Sea Hawk And Cygnet Memories

toptoptoptop
    The next thing that sticks in my memory is that, as we looked down at the now crippled airframe below us, we could see no obvious damage. But what we could just see were the lower legs of the then head of the stress office, Henry 'Roche' Rochefort, as he almost disappeared into the port jet pipe fairing. He had gone in, head first, to look for damage inside.
    I remember my boss, 'Jumbo' Betteridge, telling me that once when he had visited 'Roche' at his home they had gone into the workshop at the bottom of his garden which 'Roche' had designed and built himself. Typically for the keen stressman that he was, so 'Jumbo' told me, the design of the roof structure was very much over the top and it looked as though it would certainly resist anything that the weather might throw at it, including a tornado; and possibly an avalanche!
    While at Langley for those few days I spotted the dismantled parts of a tiny light aircraft on top of an office in one of the hangars. It looked like a rather large model and not long afterwards the parts turned up in the Experimental Department at Richmond Road. The aircraft was one of Sydney Camm's first designs, the Hawker Cygnet (G-EBMB), a lightweight two-seat biplane, one of two built in the early 1920s. They had been entered in some competitions and won prizes but for some reason the twin had been scrapped soon after.
    In the late 1940s and early '50s the Royal Aeronautical Society held a number of garden parties and the bosses, bigwigs, pilots of the many aircraft firms, and their guests, would gather for a day of jollification and flying displays.
    Someone at Hawkers must have thought up the idea of resurrecting G-EBMB so that it could at least be taxied around to the delight of all and sundry. As a result it was given the once-over, covered with new fabric and finished with clear dope. The engine, a two cylinder Bristol Cherub, was given a bench check and its aluminium cowling was buffed up to a high polish. I think the original Palmer tyres were just about usable for trundling round the peri-track and lawns - which it proceeded to do.
    However, there was a problem; as the whole aircraft weighed only 373 lb. empty it was hardly surprising that it really did want to fly. Without a Certificate of Airworthiness this was not allowed but enthusiasm got the better of the powers that be who decided to repeat the restoration, using all the correct procedures, and then apply for a C of A. The restored Cygnet was issued, not with a C of A, but with a lesser Permit to Fly which restricted flying to the vicinity of an airfield. No cross-country flying was allowed but this was no problem because the wings had been designed for easy folding and the machine would fit comfortably on the back of a lorry.

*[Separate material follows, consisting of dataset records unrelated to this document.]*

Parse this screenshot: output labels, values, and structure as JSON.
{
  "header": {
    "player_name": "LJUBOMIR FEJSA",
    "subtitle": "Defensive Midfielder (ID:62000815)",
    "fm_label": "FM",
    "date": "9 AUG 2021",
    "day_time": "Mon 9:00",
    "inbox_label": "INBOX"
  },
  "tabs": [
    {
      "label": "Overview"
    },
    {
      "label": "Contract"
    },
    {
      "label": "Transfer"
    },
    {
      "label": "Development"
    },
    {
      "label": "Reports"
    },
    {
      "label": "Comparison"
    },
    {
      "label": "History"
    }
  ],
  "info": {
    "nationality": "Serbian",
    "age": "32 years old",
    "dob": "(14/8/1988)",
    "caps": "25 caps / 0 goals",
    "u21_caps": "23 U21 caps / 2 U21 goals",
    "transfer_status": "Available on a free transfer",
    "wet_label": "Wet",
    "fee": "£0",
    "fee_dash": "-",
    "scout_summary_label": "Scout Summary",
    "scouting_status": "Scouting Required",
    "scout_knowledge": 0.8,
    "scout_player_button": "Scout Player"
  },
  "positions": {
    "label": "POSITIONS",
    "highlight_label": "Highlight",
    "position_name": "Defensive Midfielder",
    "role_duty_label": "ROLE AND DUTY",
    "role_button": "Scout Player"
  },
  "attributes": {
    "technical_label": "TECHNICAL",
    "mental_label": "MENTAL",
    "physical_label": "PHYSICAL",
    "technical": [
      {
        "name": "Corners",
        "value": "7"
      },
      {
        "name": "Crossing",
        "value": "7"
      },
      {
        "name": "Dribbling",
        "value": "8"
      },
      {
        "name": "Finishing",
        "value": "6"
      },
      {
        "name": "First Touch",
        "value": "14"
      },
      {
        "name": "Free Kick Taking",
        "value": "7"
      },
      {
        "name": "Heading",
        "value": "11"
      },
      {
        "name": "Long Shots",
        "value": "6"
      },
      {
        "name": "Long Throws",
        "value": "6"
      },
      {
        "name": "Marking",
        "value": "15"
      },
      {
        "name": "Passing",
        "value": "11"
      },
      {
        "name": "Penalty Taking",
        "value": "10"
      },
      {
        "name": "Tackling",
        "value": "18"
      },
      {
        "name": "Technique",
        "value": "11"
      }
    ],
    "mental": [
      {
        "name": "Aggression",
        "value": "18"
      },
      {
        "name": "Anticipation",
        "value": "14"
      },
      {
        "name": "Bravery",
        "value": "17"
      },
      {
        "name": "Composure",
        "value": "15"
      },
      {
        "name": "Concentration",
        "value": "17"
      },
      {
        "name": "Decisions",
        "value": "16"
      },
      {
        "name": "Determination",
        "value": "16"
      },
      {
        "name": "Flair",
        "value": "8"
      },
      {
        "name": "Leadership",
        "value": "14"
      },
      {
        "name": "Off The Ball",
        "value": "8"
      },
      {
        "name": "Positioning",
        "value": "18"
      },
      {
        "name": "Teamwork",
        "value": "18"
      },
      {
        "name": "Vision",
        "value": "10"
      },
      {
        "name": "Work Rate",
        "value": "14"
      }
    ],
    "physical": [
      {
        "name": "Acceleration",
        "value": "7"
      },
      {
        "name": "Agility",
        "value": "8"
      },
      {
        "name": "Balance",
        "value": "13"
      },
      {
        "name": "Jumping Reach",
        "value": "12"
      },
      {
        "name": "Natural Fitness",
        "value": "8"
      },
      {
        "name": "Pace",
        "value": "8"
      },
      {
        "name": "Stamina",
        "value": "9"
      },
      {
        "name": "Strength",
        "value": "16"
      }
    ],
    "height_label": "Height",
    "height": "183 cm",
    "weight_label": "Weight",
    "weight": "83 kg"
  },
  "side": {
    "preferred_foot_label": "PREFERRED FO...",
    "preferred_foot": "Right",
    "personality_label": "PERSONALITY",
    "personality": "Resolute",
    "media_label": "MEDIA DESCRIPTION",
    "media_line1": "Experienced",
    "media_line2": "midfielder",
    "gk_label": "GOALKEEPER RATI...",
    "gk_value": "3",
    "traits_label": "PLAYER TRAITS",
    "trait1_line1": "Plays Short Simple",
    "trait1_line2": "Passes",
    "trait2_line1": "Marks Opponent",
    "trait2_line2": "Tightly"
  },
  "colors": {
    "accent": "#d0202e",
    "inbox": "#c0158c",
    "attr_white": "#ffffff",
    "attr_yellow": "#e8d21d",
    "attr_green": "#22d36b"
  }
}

    In the 1980s I saw G-EBMB at Hendon in the RAF Museum's Sir Sydney Camm Memorial exhibit and in 2006 it was transferred to the Museum's RAF Cosford site. However, my story doesn't end there. In the late 1990s I went on a visit, with other members of the Salisbury U3A, to the Shuttleworth Collection at Old Warden airfield. Our coach pulled up for a moment outside the gates and it was then I noticed an unmistakable and very familiar shape and colour amongst the aircraft on the flight line. My first thought was that surely G-EBMB hadn't been brought out of retirement?
    Soon I was able to make a closer inspection and discovered that this one was a perfect replica, built in 1966. I would hardly have been able to tell the two apart had I not noticed the registration; the letters G-CAMM were proudly blazoned on its sides and wings, in honour of its designer. Incidentally, while checking the details for this account I was intrigued to find that I share my birth date, apart from the year of course, with Sir Sydney; August 5th. And there, I hasten to add, any similarity ends.